I have heard that Ubuntu has a similar but free (but I understand more sedately booting) put-your-linux-partion-in-an-NTFS-file system where you can try out.. wubi something. I'm not a real ubuntu person but check this out. You're likely to get a FULL linux system this way and it's gonna be free and you won't likely have to repart your HD for it. Might be worth trying, might not. Dunno, can't say. Won't try it myself. CBF tbh, got my own slowbooting linuxes already
Or as others have suggested one of the many liveCDs you can get out there. Some of them support booting up from CD rom and saving your files on USB flash, so you don't ever actually touch your HD. Or booting up from your USB flash and saving back there. I personally use MEPIS as a recovery live CD. seemed decent enough.

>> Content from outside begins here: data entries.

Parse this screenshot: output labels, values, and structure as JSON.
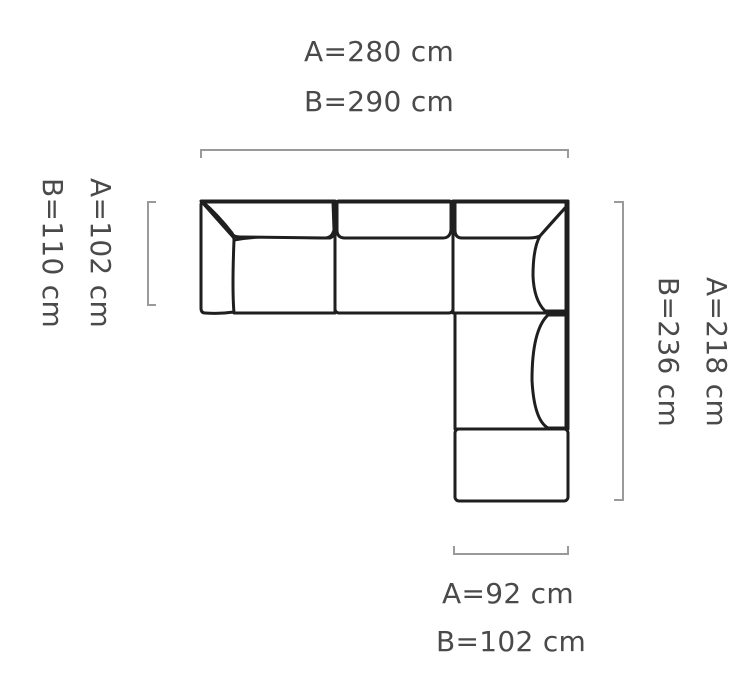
{
  "dimensions": {
    "top": {
      "a": "A=280 cm",
      "b": "B=290 cm"
    },
    "left": {
      "a": "A=102 cm",
      "b": "B=110 cm"
    },
    "right": {
      "a": "A=218 cm",
      "b": "B=236 cm"
    },
    "bottom": {
      "a": "A=92 cm",
      "b": "B=102 cm"
    }
  },
  "colors": {
    "outline": "#1f1f1f",
    "bracket": "#9a9a9a",
    "text": "#4a4a4a"
  }
}
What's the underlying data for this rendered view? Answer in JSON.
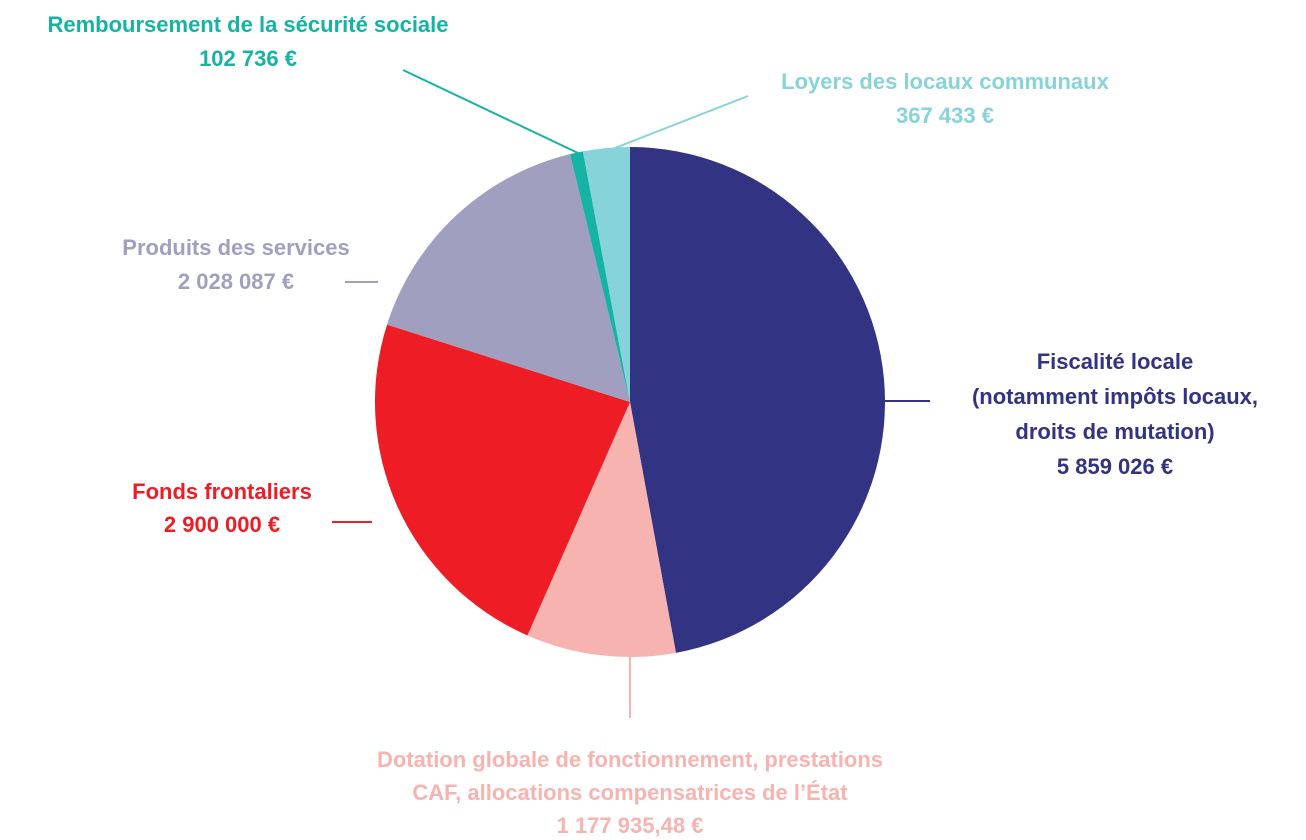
{
  "chart_data": {
    "type": "pie",
    "categories": [
      "Fiscalité locale\n(notamment impôts locaux,\ndroits de mutation)",
      "Dotation globale de fonctionnement, prestations\nCAF, allocations compensatrices de l’État",
      "Fonds frontaliers",
      "Produits des services",
      "Remboursement de la sécurité sociale",
      "Loyers des locaux communaux"
    ],
    "values": [
      5859026,
      1177935.48,
      2900000,
      2028087,
      102736,
      367433
    ],
    "value_labels": [
      "5 859 026 €",
      "1 177 935,48 €",
      "2 900 000 €",
      "2 028 087 €",
      "102 736 €",
      "367 433 €"
    ],
    "colors": [
      "#323383",
      "#f7b3b0",
      "#ee1c25",
      "#a09fc0",
      "#16b3a4",
      "#86d3da"
    ]
  }
}
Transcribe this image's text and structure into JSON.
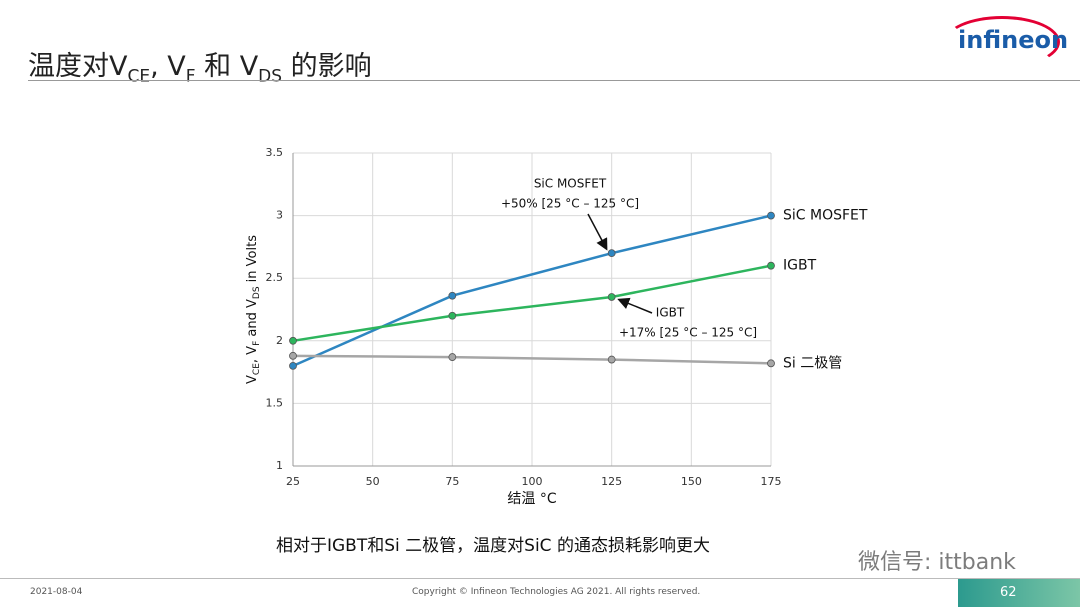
{
  "slide": {
    "title_parts": [
      "温度对V",
      "CE",
      ", V",
      "F",
      " 和 V",
      "DS",
      " 的影响"
    ],
    "logo": "infineon",
    "caption": "相对于IGBT和Si 二极管，温度对SiC 的通态损耗影响更大",
    "date": "2021-08-04",
    "copyright": "Copyright © Infineon Technologies AG 2021. All rights reserved.",
    "page": 62,
    "watermark": "微信号: ittbank"
  },
  "chart_data": {
    "type": "line",
    "y_label_parts": [
      "V",
      "CE",
      ", V",
      "F",
      " and V",
      "DS",
      " in Volts"
    ],
    "x_label": "结温 °C",
    "x": [
      25,
      75,
      125,
      175
    ],
    "xlim": [
      25,
      175
    ],
    "xticks": [
      25,
      50,
      75,
      100,
      125,
      150,
      175
    ],
    "ylim": [
      1,
      3.5
    ],
    "yticks": [
      1,
      1.5,
      2,
      2.5,
      3,
      3.5
    ],
    "grid": true,
    "series": [
      {
        "name": "SiC MOSFET",
        "color": "#2e86c1",
        "values": [
          1.8,
          2.36,
          2.7,
          3.0
        ]
      },
      {
        "name": "IGBT",
        "color": "#2db55d",
        "values": [
          2.0,
          2.2,
          2.35,
          2.6
        ]
      },
      {
        "name": "Si 二极管",
        "color": "#a6a6a6",
        "values": [
          1.88,
          1.87,
          1.85,
          1.82
        ]
      }
    ],
    "annotations": [
      {
        "lines": [
          "SiC MOSFET",
          "+50% [25 °C – 125 °C]"
        ]
      },
      {
        "lines": [
          "IGBT",
          "+17% [25 °C – 125 °C]"
        ]
      }
    ]
  }
}
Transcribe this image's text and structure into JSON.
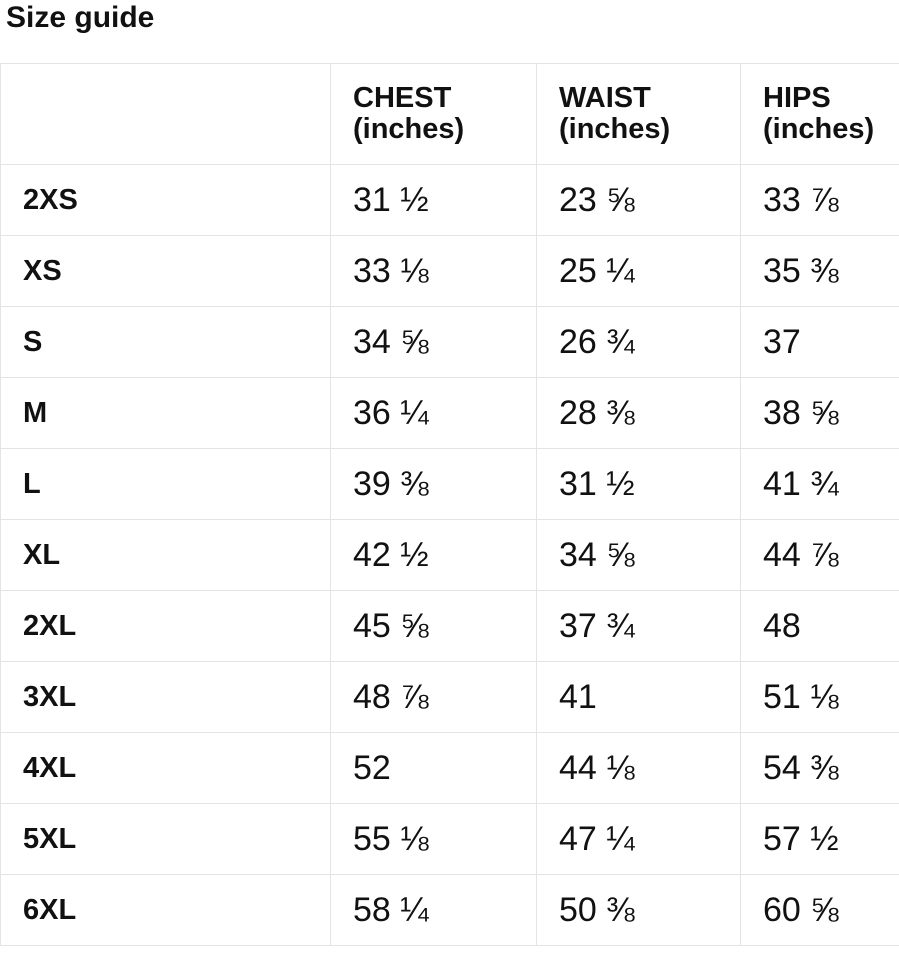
{
  "page": {
    "title": "Size guide"
  },
  "colors": {
    "background": "#ffffff",
    "border": "#e4e4e4",
    "text": "#111111"
  },
  "table": {
    "headers": {
      "size": "",
      "chest": {
        "line1": "CHEST",
        "line2": "(inches)"
      },
      "waist": {
        "line1": "WAIST",
        "line2": "(inches)"
      },
      "hips": {
        "line1": "HIPS",
        "line2": "(inches)"
      }
    },
    "rows": [
      {
        "size": "2XS",
        "chest": "31 ½",
        "waist": "23 ⅝",
        "hips": "33 ⅞"
      },
      {
        "size": "XS",
        "chest": "33 ⅛",
        "waist": "25 ¼",
        "hips": "35 ⅜"
      },
      {
        "size": "S",
        "chest": "34 ⅝",
        "waist": "26 ¾",
        "hips": "37"
      },
      {
        "size": "M",
        "chest": "36 ¼",
        "waist": "28 ⅜",
        "hips": "38 ⅝"
      },
      {
        "size": "L",
        "chest": "39 ⅜",
        "waist": "31 ½",
        "hips": "41 ¾"
      },
      {
        "size": "XL",
        "chest": "42 ½",
        "waist": "34 ⅝",
        "hips": "44 ⅞"
      },
      {
        "size": "2XL",
        "chest": "45 ⅝",
        "waist": "37 ¾",
        "hips": "48"
      },
      {
        "size": "3XL",
        "chest": "48 ⅞",
        "waist": "41",
        "hips": "51 ⅛"
      },
      {
        "size": "4XL",
        "chest": "52",
        "waist": "44 ⅛",
        "hips": "54 ⅜"
      },
      {
        "size": "5XL",
        "chest": "55 ⅛",
        "waist": "47 ¼",
        "hips": "57 ½"
      },
      {
        "size": "6XL",
        "chest": "58 ¼",
        "waist": "50 ⅜",
        "hips": "60 ⅝"
      }
    ]
  }
}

Other suggestions: At present I'm kind of messing around with Gentoo to see how small and fast I can get it to boot. Paring it down. Recompilations are painful lol.
My 2 cents, and inaugural post on this forum actually
- 10-18-2009 #7
We All I tried Linux Mint and it didn't install properly - seemed to be a graphics conflict. I'm afraid if the system don't work out of the box it ain't no good to me...
PRESTO sounds like it depends upon Windows so that's out.
AntiX - haven't tried this yet, maybe soon though.
For the meantime I keep coming back to CrunchBang Linux. It is neat, installs quickly and works without fault.
I have it with VirtualBox booting my trial systems and using Guest Additions Add-on from Sun makes passing from one system to the other a doddle. It worked fine before this as well.
I'm going to download AntiX, CrunchEee, Moblin and whatever else to see how they compare for speed and usability.